Quero aqui chamar atenção de artistas, fotógrafos , escritores e outros criadores da importância de conservar e acondicionar bem suas produções, porque qualquer deslize tudo pode ser perdido. Centenas de negativos das fotografias de Wilson Besnosik, e até mesmo algumas xilos e outras obras de arte foram perdidas nas mudanças que a família foi obrigada a fazer. Eu mesmo perdi uma caixa contendo vários negativos de fotografias feitas por mim e outros fotógrafos durante uma mudança de escritório.
Esta bela xilogravura mostra seu lado
de artista plástico
.

Vejam o que o mestre Juarez Paraíso , professor,   artista plástico e grande fotógrafo  me enviou.   "Márcia Magno criou na sua gestão  o Salão   Nacional de Fotografia . Foi muito relevante , pois   Salvador era um deserto neste setor. Durante a   minha  gestão , deu prosseguimento  ao Salão e para   isto  contamos com a colaboração de uma Comissão   que fizemos, com    Maria Sampaio e outros. Mas,   nesta Comissão tinha   um nome importantíssimo, o   Wilson Besnosik,   fotógrafo do jornal A Tarde"
Foto do  Baixio, que Wilson tinha predileção
 por ela. Talvez pela  natureza exuberante.

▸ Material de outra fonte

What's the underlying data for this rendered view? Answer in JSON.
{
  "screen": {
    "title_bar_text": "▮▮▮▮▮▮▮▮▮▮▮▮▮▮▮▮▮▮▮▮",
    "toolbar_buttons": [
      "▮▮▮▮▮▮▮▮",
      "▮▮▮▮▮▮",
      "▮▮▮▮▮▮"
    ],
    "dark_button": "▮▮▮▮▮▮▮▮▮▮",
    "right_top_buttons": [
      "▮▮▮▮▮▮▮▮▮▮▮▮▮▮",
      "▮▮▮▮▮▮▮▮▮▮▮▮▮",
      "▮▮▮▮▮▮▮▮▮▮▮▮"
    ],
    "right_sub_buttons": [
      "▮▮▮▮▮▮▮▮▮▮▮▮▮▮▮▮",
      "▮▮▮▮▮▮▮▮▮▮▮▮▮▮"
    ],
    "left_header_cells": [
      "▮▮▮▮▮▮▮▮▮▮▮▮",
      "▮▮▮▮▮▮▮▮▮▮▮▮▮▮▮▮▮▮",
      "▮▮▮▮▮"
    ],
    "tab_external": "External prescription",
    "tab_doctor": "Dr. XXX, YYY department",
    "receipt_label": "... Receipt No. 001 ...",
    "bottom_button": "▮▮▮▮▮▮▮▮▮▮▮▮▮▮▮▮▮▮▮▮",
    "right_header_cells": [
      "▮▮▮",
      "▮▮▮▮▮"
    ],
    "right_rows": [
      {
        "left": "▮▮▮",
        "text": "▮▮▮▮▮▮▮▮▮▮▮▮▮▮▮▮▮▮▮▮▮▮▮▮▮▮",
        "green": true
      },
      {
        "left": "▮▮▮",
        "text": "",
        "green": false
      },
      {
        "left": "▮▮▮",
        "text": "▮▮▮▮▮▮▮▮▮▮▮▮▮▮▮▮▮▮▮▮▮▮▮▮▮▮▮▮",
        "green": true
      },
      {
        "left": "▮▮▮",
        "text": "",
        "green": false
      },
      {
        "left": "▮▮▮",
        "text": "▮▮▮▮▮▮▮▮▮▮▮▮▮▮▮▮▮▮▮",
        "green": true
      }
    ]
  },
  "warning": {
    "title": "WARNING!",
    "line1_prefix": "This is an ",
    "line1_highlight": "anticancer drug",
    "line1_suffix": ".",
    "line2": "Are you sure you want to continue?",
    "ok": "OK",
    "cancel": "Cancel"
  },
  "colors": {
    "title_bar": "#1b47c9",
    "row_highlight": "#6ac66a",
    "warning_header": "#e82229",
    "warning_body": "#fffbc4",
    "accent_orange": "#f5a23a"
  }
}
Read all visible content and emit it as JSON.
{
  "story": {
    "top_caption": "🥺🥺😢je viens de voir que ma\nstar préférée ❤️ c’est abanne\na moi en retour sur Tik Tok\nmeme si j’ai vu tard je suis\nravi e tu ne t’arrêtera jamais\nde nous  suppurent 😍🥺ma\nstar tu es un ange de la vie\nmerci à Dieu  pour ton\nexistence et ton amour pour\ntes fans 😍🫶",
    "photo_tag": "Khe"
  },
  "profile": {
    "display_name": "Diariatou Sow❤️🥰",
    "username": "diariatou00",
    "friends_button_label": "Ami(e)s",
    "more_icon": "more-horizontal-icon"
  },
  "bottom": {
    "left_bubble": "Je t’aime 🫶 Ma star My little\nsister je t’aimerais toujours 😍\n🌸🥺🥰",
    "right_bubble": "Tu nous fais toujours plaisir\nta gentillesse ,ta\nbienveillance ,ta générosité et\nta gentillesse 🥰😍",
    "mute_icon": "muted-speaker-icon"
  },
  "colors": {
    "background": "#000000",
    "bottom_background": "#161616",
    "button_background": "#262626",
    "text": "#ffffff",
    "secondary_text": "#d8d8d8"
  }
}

Aqui o depoimento sincero e emocionante de Antônio Queirós  que diz " Falar do chefe e companheiro Wilson Besnosik  é tarefa fácil! Como colega, pessoa de uma humanidade ímpar, sempre disposto em ajudar a quem ele comandava. Lembro que  tinha uns trabalhos no Pólo Petroquímico, e sempre me convidava para ajudá-lo e pagava bem. Metido a goleiro em nossos campeonatos internos e, às vezes, dava sorte. Foi onde ele se descobriu como jogador de futebol. Todos sabem que o  jogador  ruim de bola ou é o dono da bola ou goleiro. Como chefe, foi muito dedicado e cobrador das obrigações. Aprendi muito com ele, em levar o melhor para o jornal e,até hoje, onde passo, quero fazer o melhor: devo isso a Wilson !                                                              
Foto de MichaelJackson no Pelourinho.
Quando saiu do jornal foi tentar realizar seu sonho maior, que era abrir seu próprio negócio, ser seu próprio patrão, mas foi interrompido precocemente. Espero e acredito que esteja fazendo ótimas fotos no outro plano."

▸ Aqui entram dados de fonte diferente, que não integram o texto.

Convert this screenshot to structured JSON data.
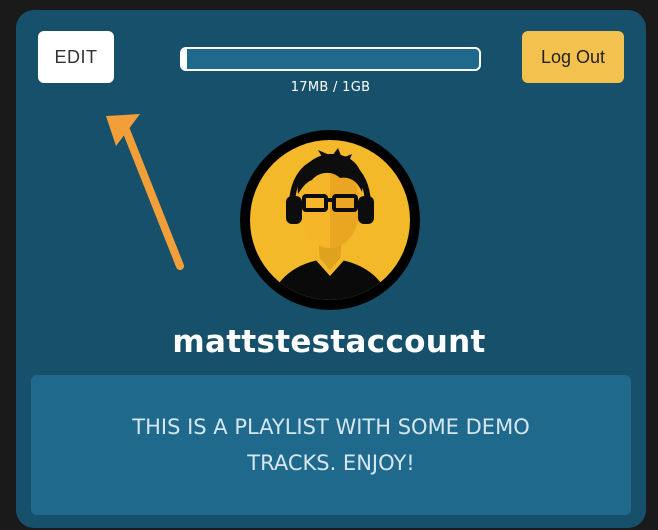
{
  "profile": {
    "edit_label": "EDIT",
    "logout_label": "Log Out",
    "storage": {
      "label": "17MB / 1GB",
      "used_fraction": 0.017
    },
    "username": "mattstestaccount",
    "description": "THIS IS A PLAYLIST WITH SOME DEMO TRACKS. ENJOY!",
    "avatar_icon": "person-with-headphones-icon"
  },
  "colors": {
    "page_background": "#1a1a1a",
    "card_background": "#16506a",
    "panel_background": "#1f6a8c",
    "logout_button": "#f2c14e",
    "edit_button": "#ffffff",
    "arrow": "#f29f3a",
    "avatar_background": "#f4b929"
  },
  "annotation": {
    "arrow_icon": "pointer-arrow-icon"
  }
}
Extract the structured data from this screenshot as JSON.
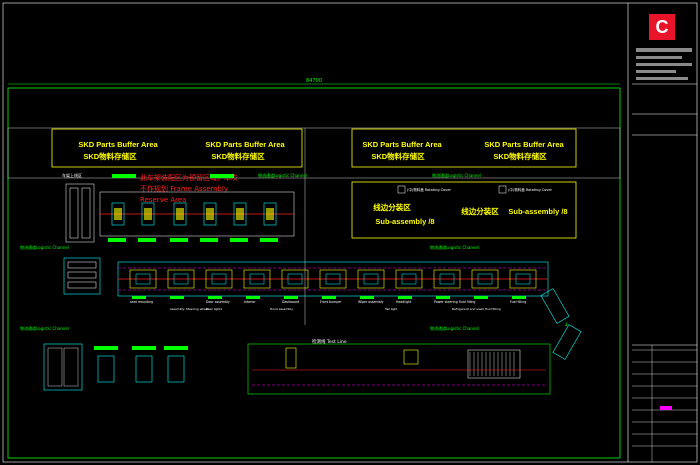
{
  "dimension": {
    "overall": "84700"
  },
  "buffer_areas": [
    {
      "en": "SKD Parts Buffer Area",
      "cn": "SKD物料存储区"
    },
    {
      "en": "SKD Parts Buffer Area",
      "cn": "SKD物料存储区"
    },
    {
      "en": "SKD Parts Buffer Area",
      "cn": "SKD物料存储区"
    },
    {
      "en": "SKD Parts Buffer Area",
      "cn": "SKD物料存储区"
    }
  ],
  "sub_assembly": [
    {
      "cn": "线边分装区",
      "en": "Sub-assembly /8"
    },
    {
      "cn": "线边分装区",
      "en": "Sub-assembly /8"
    }
  ],
  "rotating_cover": [
    "(中)物料盖 Rotating Cover",
    "(中)物料盖 Rotating Cover"
  ],
  "logistic_channel": [
    "物流通道Logistic Channel",
    "物流通道Logistic Channel",
    "物流通道Logistic Channel",
    "物流通道Logistic Channel",
    "物流通道Logistic Channel",
    "物流通道Logistic Channel"
  ],
  "test_line": "检测线 Test Line",
  "red_note": [
    "此车架装配区为预留区域，本次",
    "不作规划 Frame Assembly",
    "Reserve Area"
  ],
  "cabinet_label": "车架上线区",
  "station_labels": [
    "seat mounting",
    "Door assembly",
    "Interior",
    "Dashboard",
    "Front bumper",
    "Wiper assembly",
    "Headlight",
    "Power steering fluid filling",
    "Fuel filling"
  ],
  "sub_labels": [
    "assembly: Steering wheel",
    "Rear lights",
    "Hood assembly",
    "Tail light",
    "Refrigerant and wash fluid filling"
  ],
  "logo_letter": "C",
  "colors": {
    "background": "#000000",
    "frame": "#00ff00",
    "accent": "#ff2020",
    "buffer": "#ffff00"
  }
}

O jornalista José Bonfim  escreveu um dia após seu falecimento: " Wilson Besnosik foi uma grande figura. Do tipo que vem ao Planeta e marca ponto, não passa em branco. Perfeccionista, ajudou muitos jornalistas a aprenderem ou aperfeiçoarem seu ofício, dando dicas, dando broncas, aplaudindo. Wilson morreu dia 6 de maio de 2007. Fiquei lembrando das tantas reportagens que fizemos juntos. Das viagens, dos prêmios. Lembro bem de três: sobre  a agonia e morte de Irmã Dulce , o combate ao trabalho escravo em vários municípios baianos, o combate à exploração do trabalho infantil, na região do Sisal. Foram prêmios da ABI, do Banco do Brasil, da Visão Mundial e outros mais que comprovam a finitude da passagem do Besnosik pela Terra. 

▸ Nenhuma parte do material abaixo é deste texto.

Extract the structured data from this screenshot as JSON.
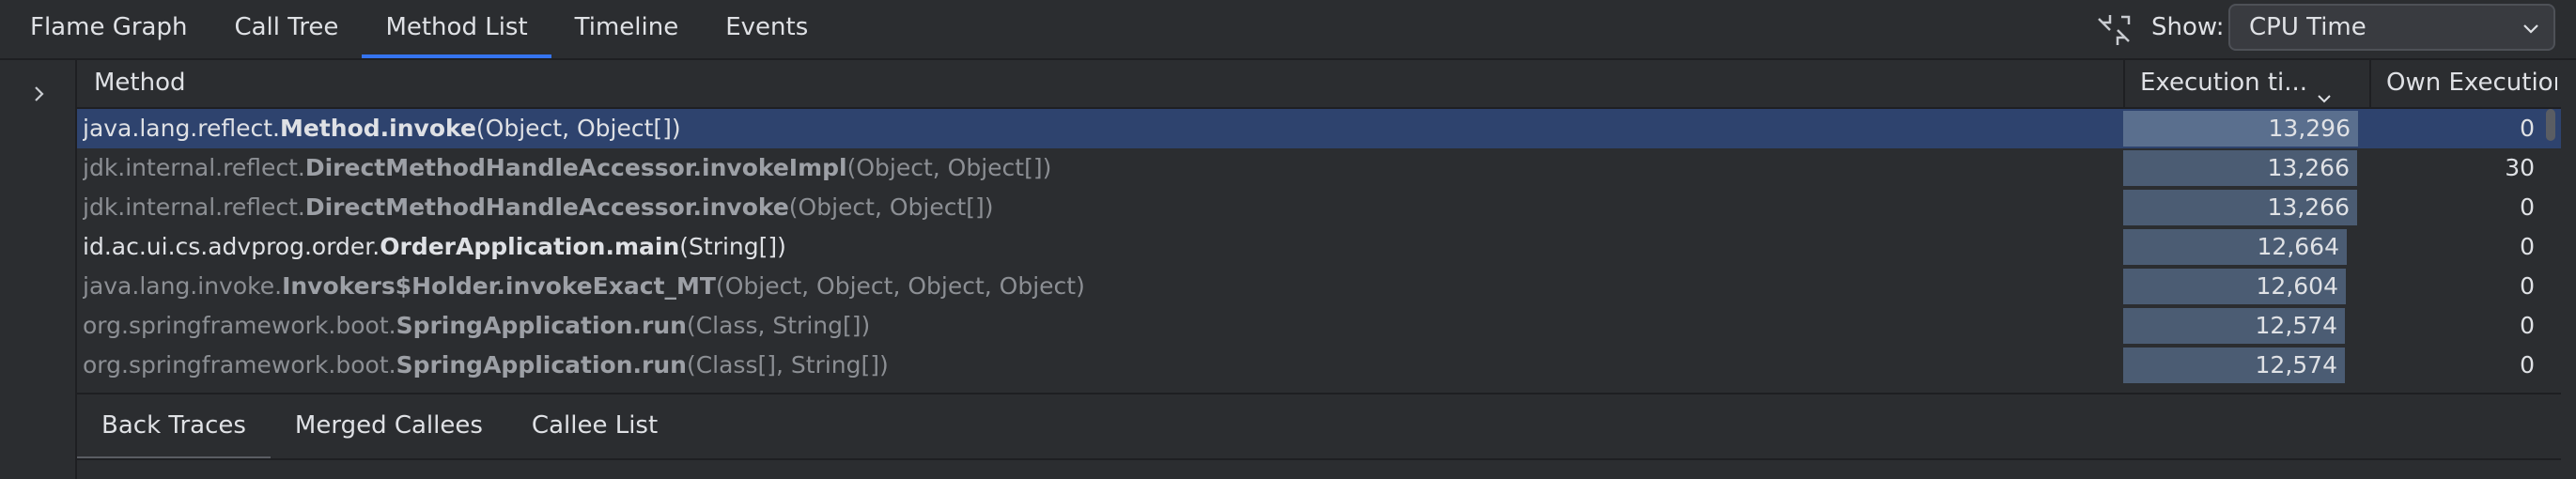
{
  "tabs": [
    "Flame Graph",
    "Call Tree",
    "Method List",
    "Timeline",
    "Events"
  ],
  "active_tab": "Method List",
  "show": {
    "label": "Show:",
    "value": "CPU Time"
  },
  "table": {
    "columns": {
      "method": "Method",
      "exec": "Execution ti...",
      "own": "Own Execution ..."
    },
    "rows": [
      {
        "pkg": "java.lang.reflect.",
        "cls": "Method.invoke",
        "args": "(Object, Object[])",
        "exec": "13,296",
        "own": "0",
        "selected": true,
        "dim": false
      },
      {
        "pkg": "jdk.internal.reflect.",
        "cls": "DirectMethodHandleAccessor.invokeImpl",
        "args": "(Object, Object[])",
        "exec": "13,266",
        "own": "30",
        "selected": false,
        "dim": true
      },
      {
        "pkg": "jdk.internal.reflect.",
        "cls": "DirectMethodHandleAccessor.invoke",
        "args": "(Object, Object[])",
        "exec": "13,266",
        "own": "0",
        "selected": false,
        "dim": true
      },
      {
        "pkg": "id.ac.ui.cs.advprog.order.",
        "cls": "OrderApplication.main",
        "args": "(String[])",
        "exec": "12,664",
        "own": "0",
        "selected": false,
        "dim": false
      },
      {
        "pkg": "java.lang.invoke.",
        "cls": "Invokers$Holder.invokeExact_MT",
        "args": "(Object, Object, Object, Object)",
        "exec": "12,604",
        "own": "0",
        "selected": false,
        "dim": true
      },
      {
        "pkg": "org.springframework.boot.",
        "cls": "SpringApplication.run",
        "args": "(Class, String[])",
        "exec": "12,574",
        "own": "0",
        "selected": false,
        "dim": true
      },
      {
        "pkg": "org.springframework.boot.",
        "cls": "SpringApplication.run",
        "args": "(Class[], String[])",
        "exec": "12,574",
        "own": "0",
        "selected": false,
        "dim": true
      }
    ],
    "exec_max": 13296
  },
  "bottom_tabs": [
    "Back Traces",
    "Merged Callees",
    "Callee List"
  ],
  "active_bottom_tab": "Back Traces",
  "icons": {
    "collapse": "collapse-arrows-icon",
    "dropdown": "chevron-down-icon",
    "expand": "chevron-right-icon",
    "sort": "sort-descending-icon"
  },
  "colors": {
    "accent": "#3574f0",
    "selected_row": "#2e436e",
    "bar": "#4b5c73"
  }
}
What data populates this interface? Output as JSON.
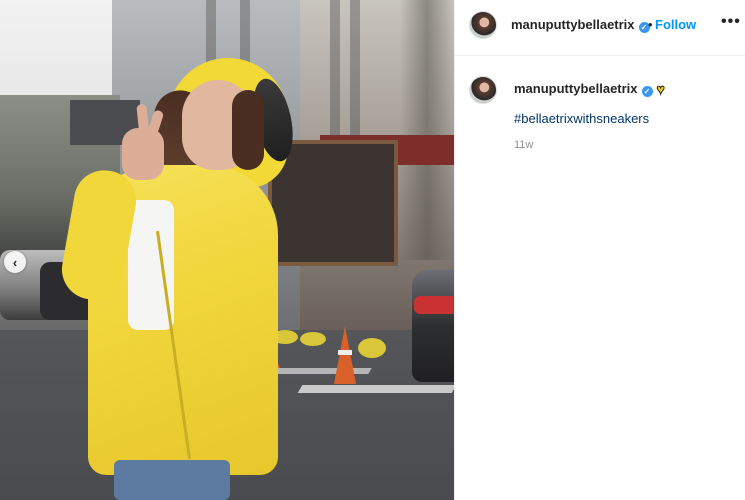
{
  "post": {
    "author": {
      "username": "manuputtybellaetrix",
      "verified": true
    },
    "follow_label": "Follow",
    "separator": "•",
    "more_options_icon": "more-horizontal-icon",
    "more_options_glyph": "•••",
    "carousel_prev_glyph": "‹"
  },
  "caption": {
    "username": "manuputtybellaetrix",
    "emoji": "♥",
    "hashtag": "#bellaetrixwithsneakers",
    "timestamp": "11w"
  },
  "colors": {
    "follow": "#0095f6",
    "hashtag": "#00376b",
    "verified": "#3897f0",
    "emoji": "#f5d000"
  }
}
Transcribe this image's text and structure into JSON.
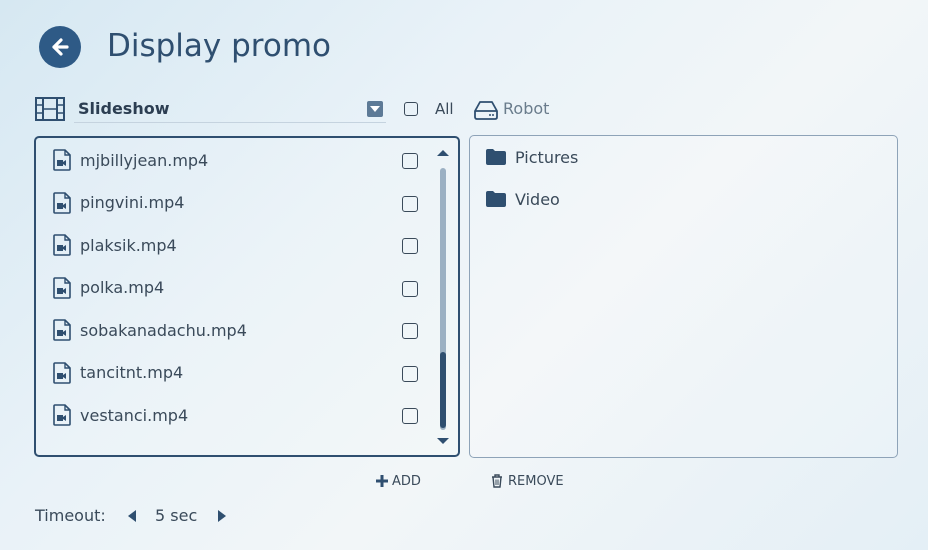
{
  "header": {
    "title": "Display promo",
    "back_icon": "arrow-left-circle-icon"
  },
  "toolbar": {
    "source_icon": "film-strip-icon",
    "source_selected": "Slideshow",
    "all_label": "All",
    "all_checked": false,
    "robot_icon": "drive-icon",
    "robot_label": "Robot"
  },
  "files": [
    {
      "name": "mjbillyjean.mp4",
      "icon": "video-file-icon",
      "checked": false
    },
    {
      "name": "pingvini.mp4",
      "icon": "video-file-icon",
      "checked": false
    },
    {
      "name": "plaksik.mp4",
      "icon": "video-file-icon",
      "checked": false
    },
    {
      "name": "polka.mp4",
      "icon": "video-file-icon",
      "checked": false
    },
    {
      "name": "sobakanadachu.mp4",
      "icon": "video-file-icon",
      "checked": false
    },
    {
      "name": "tancitnt.mp4",
      "icon": "video-file-icon",
      "checked": false
    },
    {
      "name": "vestanci.mp4",
      "icon": "video-file-icon",
      "checked": false
    }
  ],
  "folders": [
    {
      "name": "Pictures",
      "icon": "folder-icon"
    },
    {
      "name": "Video",
      "icon": "folder-icon"
    }
  ],
  "actions": {
    "add_label": "ADD",
    "remove_label": "REMOVE"
  },
  "timeout": {
    "label": "Timeout:",
    "value": "5 sec"
  },
  "colors": {
    "accent": "#2f4f70",
    "border_light": "#8ea3b8",
    "scroll_track": "#9bb0c3"
  }
}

Mandela na Bahia com baiana autêntica.

Sinto-me honrado por ter trabalhado com uma figura assim. Sinto-me honrado por ter conhecido e ter sido amigo de um profissional e de uma figura humana que tinha sempre como meta a superação. Nada de choramingas, mesmo quando algum absurdo Ihe acontecia, como o assalto à pousada - um antigo sonho realizado por ele e a esposa  e que uma dessas quadrilhas de ladrões acabou. "
Wilson em ação com sua alegria inconfundível.

Para finalizar, deixo aqui registrado o depoimento de sua filha Marina Besnosik , hoje mãe de dois meninos Felipe e Marcelo que reverberam a alegria e o carisma do "vovô anjo" como eles costumam chamar o Wilson. "Difícil é explicar com palavras o que você sabia fazer tão bem com as imagens... passar emoção! Você tinha uma sensibilidade única, que juntava o amor ao trabalho com uma criatividade peculiar. É pai ... o que a gente não podia prever é que o para sempre, sempre acaba. Mas, nada vai conseguir mudar o que ficou."